La película da un salto en el tiempo para crear un viaje febril y colocado, tanto como lo está el personaje de DiCaprio, a un presente en el que los movimientos revolucionarios han sido aniquilados, pero donde probablemente sean más necesarios que nunca. A través de una historia de venganza, Paul Thomas Anderson construye su película más eminentemente política. Una que nos dice claramente que la lucha activa debe, como el cariño, ser transmitidos de generación en generación si queremos que haya un futuro. Lo hace a través de esa transmisión generacional entre el personaje de DiCaprio —cuyo look está condenado a ser imitado en fiestas de disfraces y ser parte de la historia del cine— y su hija.

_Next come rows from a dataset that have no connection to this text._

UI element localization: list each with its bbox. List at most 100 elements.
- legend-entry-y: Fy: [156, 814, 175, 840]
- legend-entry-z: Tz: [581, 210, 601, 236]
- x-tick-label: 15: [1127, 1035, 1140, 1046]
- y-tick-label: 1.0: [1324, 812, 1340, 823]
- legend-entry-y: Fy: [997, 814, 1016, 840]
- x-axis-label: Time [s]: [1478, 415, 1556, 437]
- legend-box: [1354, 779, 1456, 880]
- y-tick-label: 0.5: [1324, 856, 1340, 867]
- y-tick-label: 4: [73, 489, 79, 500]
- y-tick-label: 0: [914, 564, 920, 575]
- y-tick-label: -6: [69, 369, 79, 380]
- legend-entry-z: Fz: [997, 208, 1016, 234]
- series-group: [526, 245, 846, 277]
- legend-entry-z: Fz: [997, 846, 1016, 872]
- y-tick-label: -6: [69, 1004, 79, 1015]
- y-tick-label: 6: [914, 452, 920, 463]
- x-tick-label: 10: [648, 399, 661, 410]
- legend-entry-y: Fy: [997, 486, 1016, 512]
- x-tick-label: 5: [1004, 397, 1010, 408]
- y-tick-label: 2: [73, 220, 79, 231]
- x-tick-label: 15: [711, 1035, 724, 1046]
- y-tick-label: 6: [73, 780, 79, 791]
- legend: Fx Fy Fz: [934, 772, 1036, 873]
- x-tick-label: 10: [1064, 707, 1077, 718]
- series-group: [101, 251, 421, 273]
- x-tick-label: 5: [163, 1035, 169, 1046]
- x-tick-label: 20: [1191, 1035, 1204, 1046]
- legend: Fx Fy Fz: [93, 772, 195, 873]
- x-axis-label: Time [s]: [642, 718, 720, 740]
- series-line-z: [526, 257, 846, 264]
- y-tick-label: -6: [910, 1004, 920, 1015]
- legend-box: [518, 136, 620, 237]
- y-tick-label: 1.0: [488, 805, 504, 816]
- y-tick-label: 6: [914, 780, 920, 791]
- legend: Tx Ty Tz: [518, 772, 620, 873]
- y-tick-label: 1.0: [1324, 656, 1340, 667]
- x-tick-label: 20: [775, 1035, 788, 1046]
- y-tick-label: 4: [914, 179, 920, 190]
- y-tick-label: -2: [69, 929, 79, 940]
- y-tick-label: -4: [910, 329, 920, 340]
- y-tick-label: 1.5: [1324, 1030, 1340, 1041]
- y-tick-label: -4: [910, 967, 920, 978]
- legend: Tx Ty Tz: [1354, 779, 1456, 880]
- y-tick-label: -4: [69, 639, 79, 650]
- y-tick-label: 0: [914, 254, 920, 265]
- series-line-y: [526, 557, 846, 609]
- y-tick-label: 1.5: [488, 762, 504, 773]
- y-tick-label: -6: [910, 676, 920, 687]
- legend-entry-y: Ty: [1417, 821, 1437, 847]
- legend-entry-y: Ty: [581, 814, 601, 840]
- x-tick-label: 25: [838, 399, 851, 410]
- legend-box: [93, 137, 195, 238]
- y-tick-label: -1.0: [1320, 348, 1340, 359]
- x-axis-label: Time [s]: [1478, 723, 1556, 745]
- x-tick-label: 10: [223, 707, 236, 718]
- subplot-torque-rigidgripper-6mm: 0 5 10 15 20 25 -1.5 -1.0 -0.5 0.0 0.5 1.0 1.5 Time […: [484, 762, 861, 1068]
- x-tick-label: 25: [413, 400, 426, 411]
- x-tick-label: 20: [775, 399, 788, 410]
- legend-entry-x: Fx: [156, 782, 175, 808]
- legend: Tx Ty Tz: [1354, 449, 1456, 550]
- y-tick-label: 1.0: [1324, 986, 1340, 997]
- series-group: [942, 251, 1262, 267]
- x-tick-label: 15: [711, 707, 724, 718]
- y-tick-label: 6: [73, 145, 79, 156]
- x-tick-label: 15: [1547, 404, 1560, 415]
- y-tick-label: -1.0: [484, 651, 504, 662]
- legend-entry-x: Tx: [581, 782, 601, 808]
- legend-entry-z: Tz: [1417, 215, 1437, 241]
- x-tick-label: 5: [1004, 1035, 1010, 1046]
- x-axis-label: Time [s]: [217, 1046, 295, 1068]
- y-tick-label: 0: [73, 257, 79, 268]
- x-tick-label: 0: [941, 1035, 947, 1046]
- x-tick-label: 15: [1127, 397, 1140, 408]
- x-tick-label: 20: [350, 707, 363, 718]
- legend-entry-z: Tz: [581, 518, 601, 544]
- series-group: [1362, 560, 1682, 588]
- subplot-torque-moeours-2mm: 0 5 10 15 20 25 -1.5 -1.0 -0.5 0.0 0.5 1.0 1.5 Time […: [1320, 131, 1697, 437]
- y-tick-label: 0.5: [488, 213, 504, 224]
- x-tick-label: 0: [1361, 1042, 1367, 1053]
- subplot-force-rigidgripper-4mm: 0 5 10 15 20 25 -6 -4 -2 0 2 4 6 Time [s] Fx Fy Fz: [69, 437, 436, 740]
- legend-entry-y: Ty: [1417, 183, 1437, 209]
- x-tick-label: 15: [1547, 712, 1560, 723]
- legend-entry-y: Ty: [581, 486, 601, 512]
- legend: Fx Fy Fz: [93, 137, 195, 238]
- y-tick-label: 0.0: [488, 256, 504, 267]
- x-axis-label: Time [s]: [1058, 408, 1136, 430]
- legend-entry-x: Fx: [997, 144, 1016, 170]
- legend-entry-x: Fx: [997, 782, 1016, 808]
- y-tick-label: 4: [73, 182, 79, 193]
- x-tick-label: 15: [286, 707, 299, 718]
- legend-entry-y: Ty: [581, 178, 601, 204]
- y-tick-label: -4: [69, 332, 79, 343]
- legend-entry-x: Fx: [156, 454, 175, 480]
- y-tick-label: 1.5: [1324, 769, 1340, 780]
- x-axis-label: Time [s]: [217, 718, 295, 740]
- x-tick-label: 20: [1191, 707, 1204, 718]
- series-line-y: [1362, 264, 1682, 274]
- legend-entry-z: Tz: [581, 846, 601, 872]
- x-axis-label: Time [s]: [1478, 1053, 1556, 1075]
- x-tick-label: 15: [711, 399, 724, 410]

Aunque sea una película política hasta en el último de sus fotogramas, Anderson lo hace desde el juego, desde la mezcla de tonos y géneros más heterogénea e iconoclasta posible. Una batalla tras otra es un thriller político, una película de acción tremendamente sexy, una comedia negrísima y hasta absurda y, en su corazón, una hermosísima historia sobre los vínculos paternofiliales y qué es lo que nos hace una familia, si la sangre o los valores que se transmiten en la educación.

Lo hace con un guion complejísimo, que en apariencia es desquiciado y que, sin embargo, nunca llega a desbordarse. Enlaza escenas, como pasaba en Licorice Pizza, que parecen disonantes entre sí, para ir componiendo un puzle que solo se atisba cuando han concluido esas dos horas y media de película que, por suerte, se pasan volando. Una película mutante, que se transforma constantemente y que, sin embargo, siempre es fiel a sí misma y a su espíritu.

Si Sean Penn se rinde al exceso, sorprende la forma de encontrar el equilibrio de Leonardo DiCaprio en una de sus mejores interpretaciones. Se le nota disfrutar, juega incluso al humor físico, pero midiendo cada gesto para nunca pasarse de la raya. Está lejos de lo que hizo Joaquin Phoenix en Puro vicio o lo que el mismo actor hizo recientemente en Eddington, película con la que Una batalla tras otra haría un buen programa doble.

Tanto Paul Thomas Anderson como Ari Aster se revelan como dos cineastas tremendamente preocupados por el presente de su país hasta el punto de realizar dos películas políticas en filmografías que no se habían caracterizado por ello. Pero mientras que Aster acaba fagocitado por su exceso, la maestría de Anderson es la que le eleva por encima de muchas propuestas recientes. No se deja llevar por la tentadora sátira, sino que consigue ser divertida tomándose en serio cada una de sus ideas. Una carcajada puede ir acompañada de un latigazo político de altura sin que nada chirríe.

Consigue, además, una película visualmente fascinante con escenas para el recuerdo. Ese parkour a contraluz que termina en caída; todo lo que envuelve a ese sensei latino defensor de los migrantes que interpreta con calidez un sobresaliente Benicio del Toro y, sobre todo, una persecución final por las carreteras del desierto que es imposible borrar de la memoria.

Pero, sobre todo, lo que late en su interior, es la reflexión pertinente sobre un presente que necesite que las revoluciones no acaben, que el inconformismo, la queja y la lucha estén en los más jóvenes. Paul Thomas Anderson lo escenifica de forma contundente con una escena final hermosa y emocionantísima, el abrazo de un padre a su hija que tiene mucho de transmisión de legado.

Cada cierto tiempo regresa el debate de qué directores actuales están destinados a ser historia del cine. Paul Thomas Anderson lleva años reivindicando su lugar, pero con Una batalla tras otra deja claro que merece estar en esa lista, y puede que hasta merezca un Oscar que se le resiste desde Boogie Nights.